Usai ibadah, kegiatan dilanjutkan dengan bakti sosial berupa pemberian bantuan secara simbolis kepada jemaat yang membutuhkan. Bantuan ini merupakan bentuk kepedulian sosial dari Polres Kepulauan Sangihe kepada masyarakat.
Turut hadir dalam kegiatan ini:vWaka Polres Kepl. Sangihe Kompol Arivalianto Bermuli, S.H., M.H.Kasat Binmas AKP Nuryani Kampungbae, S.H. Kasat Tahti IPDA A. Pusungulaa, S.H. KBO Lantas IPDA Jefry Lahamendu
KBO Sat Binmas IPDA E. Wanihi, S.H. Kanit Binkamsa AIPTU J. Kadjiman. (gustaf)

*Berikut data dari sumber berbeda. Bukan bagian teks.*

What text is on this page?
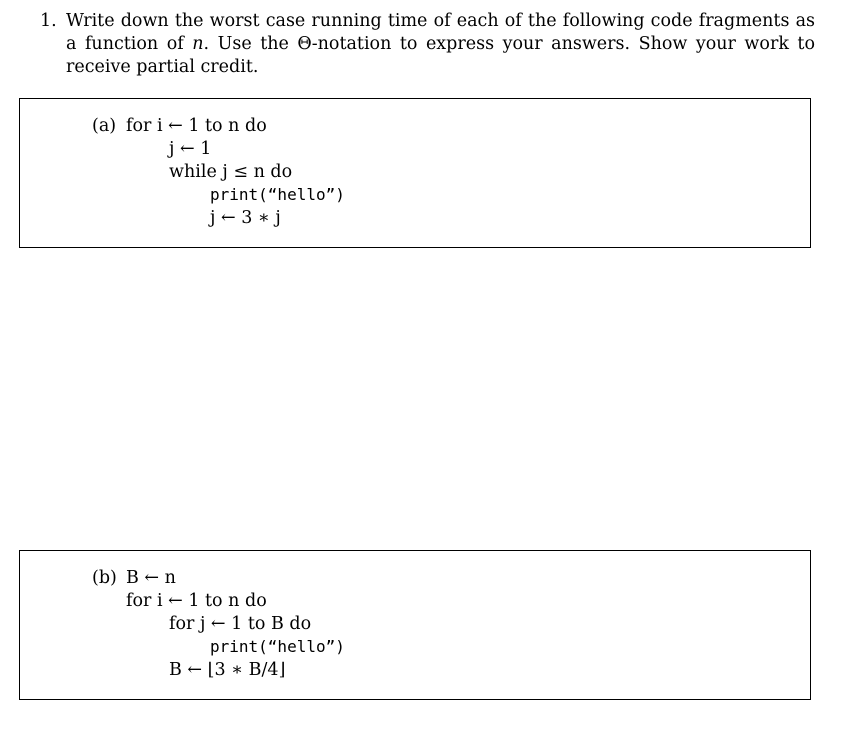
1. Write down the worst case running time of each of the following code fragments as a function of n. Use the Θ-notation to express your answers. Show your work to receive partial credit.
(a) for i ← 1 to n do
j ← 1
while j ≤ n do
print(“hello”)
j ← 3 ∗ j
(b) B ← n
for i ← 1 to n do
for j ← 1 to B do
print(“hello”)
B ← ⌊3 ∗ B/4⌋
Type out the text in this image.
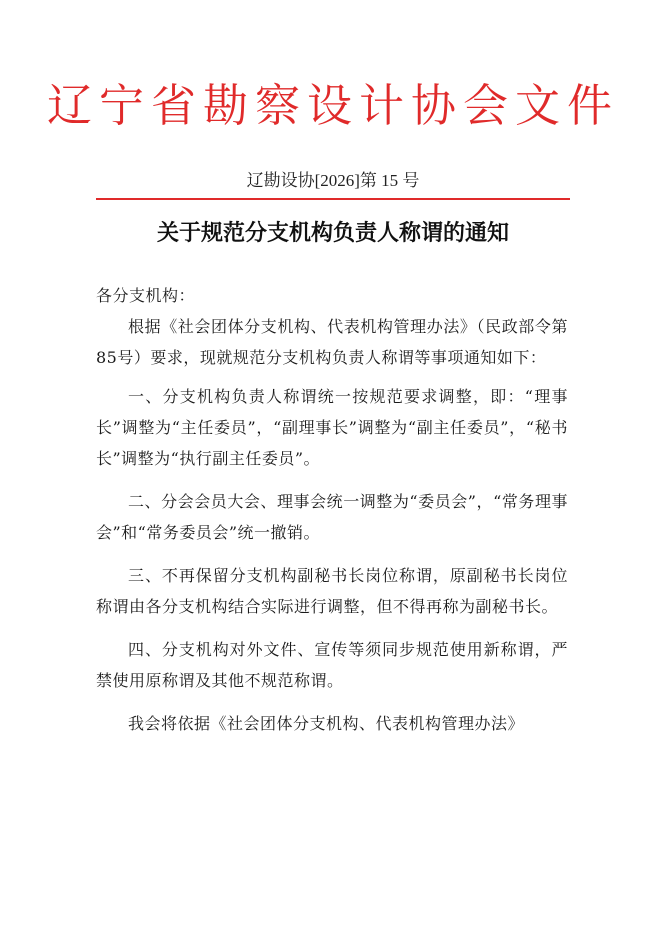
辽宁省勘察设计协会文件
辽勘设协[2026]第 15 号
关于规范分支机构负责人称谓的通知

各分支机构：

根据《社会团体分支机构、代表机构管理办法》（民政部令第85号）要求，现就规范分支机构负责人称谓等事项通知如下：

一、分支机构负责人称谓统一按规范要求调整，即：“理事长”调整为“主任委员”，“副理事长”调整为“副主任委员”，“秘书长”调整为“执行副主任委员”。

二、分会会员大会、理事会统一调整为“委员会”，“常务理事会”和“常务委员会”统一撤销。

三、不再保留分支机构副秘书长岗位称谓，原副秘书长岗位称谓由各分支机构结合实际进行调整，但不得再称为副秘书长。

四、分支机构对外文件、宣传等须同步规范使用新称谓，严禁使用原称谓及其他不规范称谓。

我会将依据《社会团体分支机构、代表机构管理办法》
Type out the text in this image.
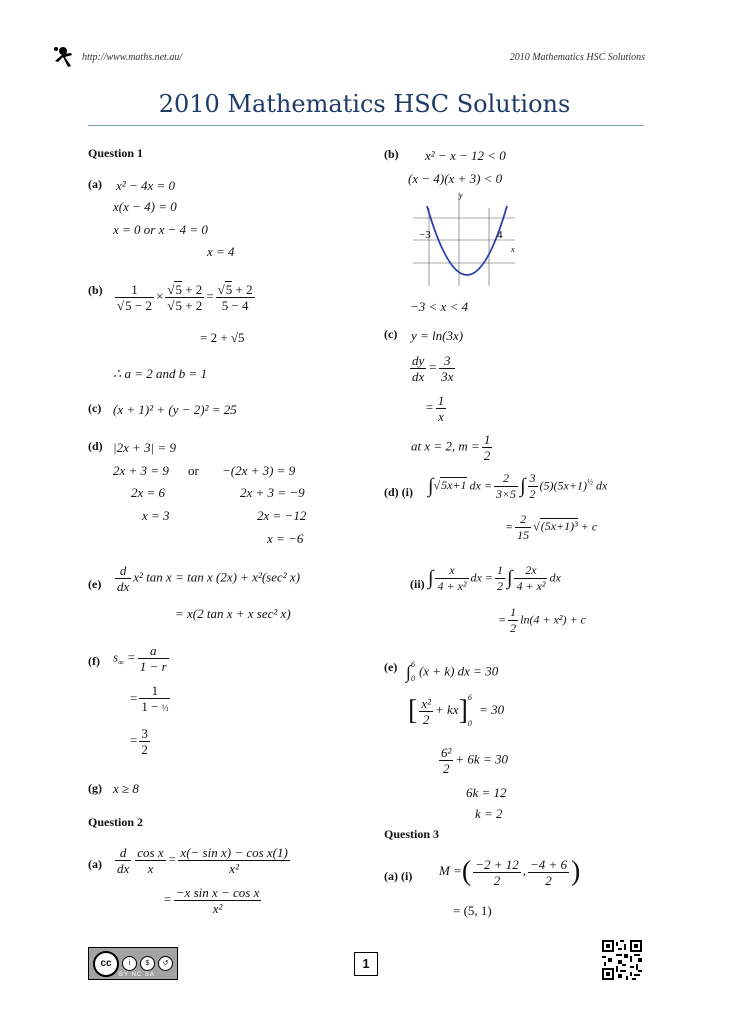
http://www.maths.net.au/	2010 Mathematics HSC Solutions
2010 Mathematics HSC Solutions
Question 1
(a) x² − 4x = 0
x(x − 4) = 0
x = 0 or x − 4 = 0
x = 4
$(b) \frac{1}{√5 - 2} \times \frac{√5 + 2}{√5 + 2} = \frac{√5 + 2}{5 - 4}$
= 2 + √5
∴ a = 2 and b = 1
(c) (x + 1)² + (y − 2)² = 25
(d) |2x + 3| = 9
2x + 3 = 9 or −(2x + 3) = 9
2x = 6	2x + 3 = −9
x = 3	2x = −12
x = −6
$(e) \frac{d}{dx} x^2$ tan x = tan x (2x) + x²(sec² x)
= x(2 tan x + x sec² x)
(f) $s_\infty = \frac{a}{1 - r}$
= $\frac{1}{\text{1 − ⅓}}$
= $\frac{3}{2}$
(g) x ≥ 8
Question 2
$(a) \frac{d}{dx} \frac{\text{cos x}}{x} = \frac{\text{x(− sin x) − cos x(1)}}{\text{x²}}$
= $\frac{\text{−x sin x − cos x}}{\text{x²}}$
(b) x² − x − 12 < 0
(x − 4)(x + 3) < 0
y
x
−3	4
−3 < x < 4
(c) y = ln(3x)
$\frac{dy}{dx} = \frac{3}{3x}$
= $\frac{1}{x}$
at x = 2, $m = \frac{1}{2}$
(d) (i) ∫√5x+1 dx = $\frac{2}{3\times 5}$ ∫ $\frac{3}{2} (5)(5x+1)^{\frac{1}{2}}$ dx
= $\frac{2}{15} √(5x+1)^3 + c$
(ii) ∫ $\frac{x}{\text{4 + x²}}$ dx = $\frac{1}{2}$ ∫ $\frac{2x}{\text{4 + x²}}$ dx
= $\frac{1}{2} \ln(4 + x^2) + c$
(e) ∫$^6_0$(x + k) dx = 30
[ $\frac{\text{x²}}{2} + kx]^6_0 = 30$
$\frac{\text{6²}}{2} + 6k = 30$
6k = 12
k = 2
Question 3
(a) (i) M =( $\frac{-2 + 12}{2}$ , $\frac{-4 + 6}{2}$ )
= (5, 1)
cc	i	$	↺
BY NC SA
1
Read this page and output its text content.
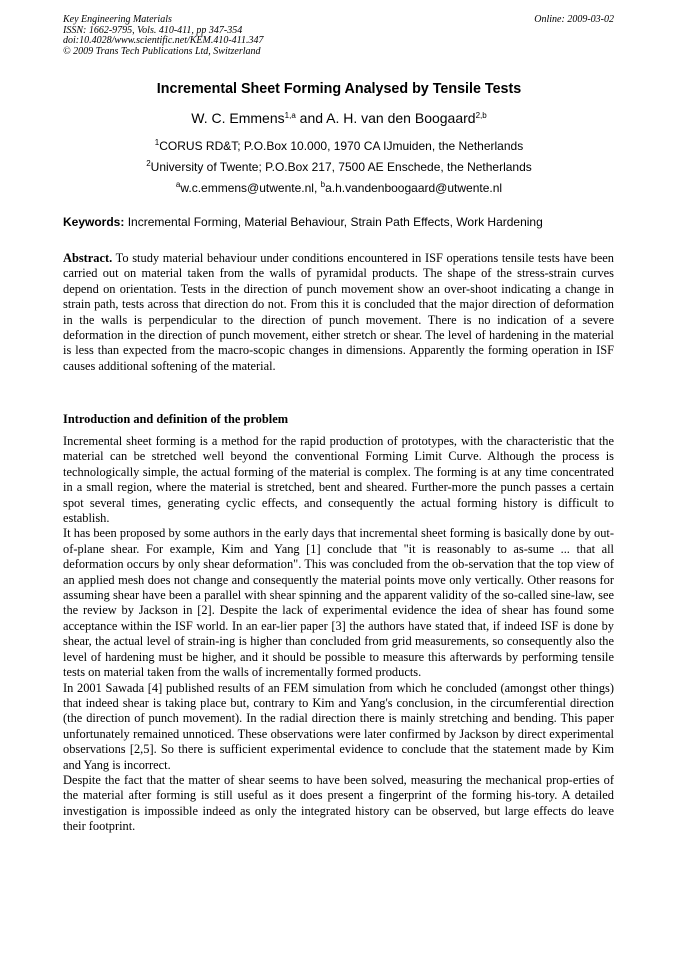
Key Engineering Materials
ISSN: 1662-9795, Vols. 410-411, pp 347-354
doi:10.4028/www.scientific.net/KEM.410-411.347
© 2009 Trans Tech Publications Ltd, Switzerland
Online: 2009-03-02
Incremental Sheet Forming Analysed by Tensile Tests
W. C. Emmens$^{1,a}$ and A. H. van den Boogaard$^{2,b}$
$^1$CORUS RD&T; P.O.Box 10.000, 1970 CA IJmuiden, the Netherlands
$^2$University of Twente; P.O.Box 217, 7500 AE Enschede, the Netherlands
$^a$w.c.emmens@utwente.nl, $^b$a.h.vandenboogaard@utwente.nl
Keywords: Incremental Forming, Material Behaviour, Strain Path Effects, Work Hardening
Abstract. To study material behaviour under conditions encountered in ISF operations tensile tests have been carried out on material taken from the walls of pyramidal products. The shape of the stress-strain curves depend on orientation. Tests in the direction of punch movement show an over-shoot indicating a change in strain path, tests across that direction do not. From this it is concluded that the major direction of deformation in the walls is perpendicular to the direction of punch movement. There is no indication of a severe deformation in the direction of punch movement, either stretch or shear. The level of hardening in the material is less than expected from the macro-scopic changes in dimensions. Apparently the forming operation in ISF causes additional softening of the material.
Introduction and definition of the problem

Incremental sheet forming is a method for the rapid production of prototypes, with the characteristic that the material can be stretched well beyond the conventional Forming Limit Curve. Although the process is technologically simple, the actual forming of the material is complex. The forming is at any time concentrated in a small region, where the material is stretched, bent and sheared. Further-more the punch passes a certain spot several times, generating cyclic effects, and consequently the actual forming history is difficult to establish.

It has been proposed by some authors in the early days that incremental sheet forming is basically done by out-of-plane shear. For example, Kim and Yang [1] conclude that "it is reasonably to as-sume ... that all deformation occurs by only shear deformation". This was concluded from the ob-servation that the top view of an applied mesh does not change and consequently the material points move only vertically. Other reasons for assuming shear have been a parallel with shear spinning and the apparent validity of the so-called sine-law, see the review by Jackson in [2]. Despite the lack of experimental evidence the idea of shear has found some acceptance within the ISF world. In an ear-lier paper [3] the authors have stated that, if indeed ISF is done by shear, the actual level of strain-ing is higher than concluded from grid measurements, so consequently also the level of hardening must be higher, and it should be possible to measure this afterwards by performing tensile tests on material taken from the walls of incrementally formed products.

In 2001 Sawada [4] published results of an FEM simulation from which he concluded (amongst other things) that indeed shear is taking place but, contrary to Kim and Yang's conclusion, in the circumferential direction (the direction of punch movement). In the radial direction there is mainly stretching and bending. This paper unfortunately remained unnoticed. These observations were later confirmed by Jackson by direct experimental observations [2,5]. So there is sufficient experimental evidence to conclude that the statement made by Kim and Yang is incorrect.

Despite the fact that the matter of shear seems to have been solved, measuring the mechanical prop-erties of the material after forming is still useful as it does present a fingerprint of the forming his-tory. A detailed investigation is impossible indeed as only the integrated history can be observed, but large effects do leave their footprint.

Ketua MPJ Jemaat GMIST Sion Kolongan Beha, Pdt. Dormi Awumbas Dolongtelide, S.Th. Majelis dan anggota jemaat GMIST Sion Kolongan Beha
Kegiatan berakhir dalam keadaan aman, tertib, dan penuh kehangatan. Program ini diharapkan dapat menjadi sarana yang efektif dalam membangun kepercayaan dan kebersamaan antara kepolisian dan masyarakat.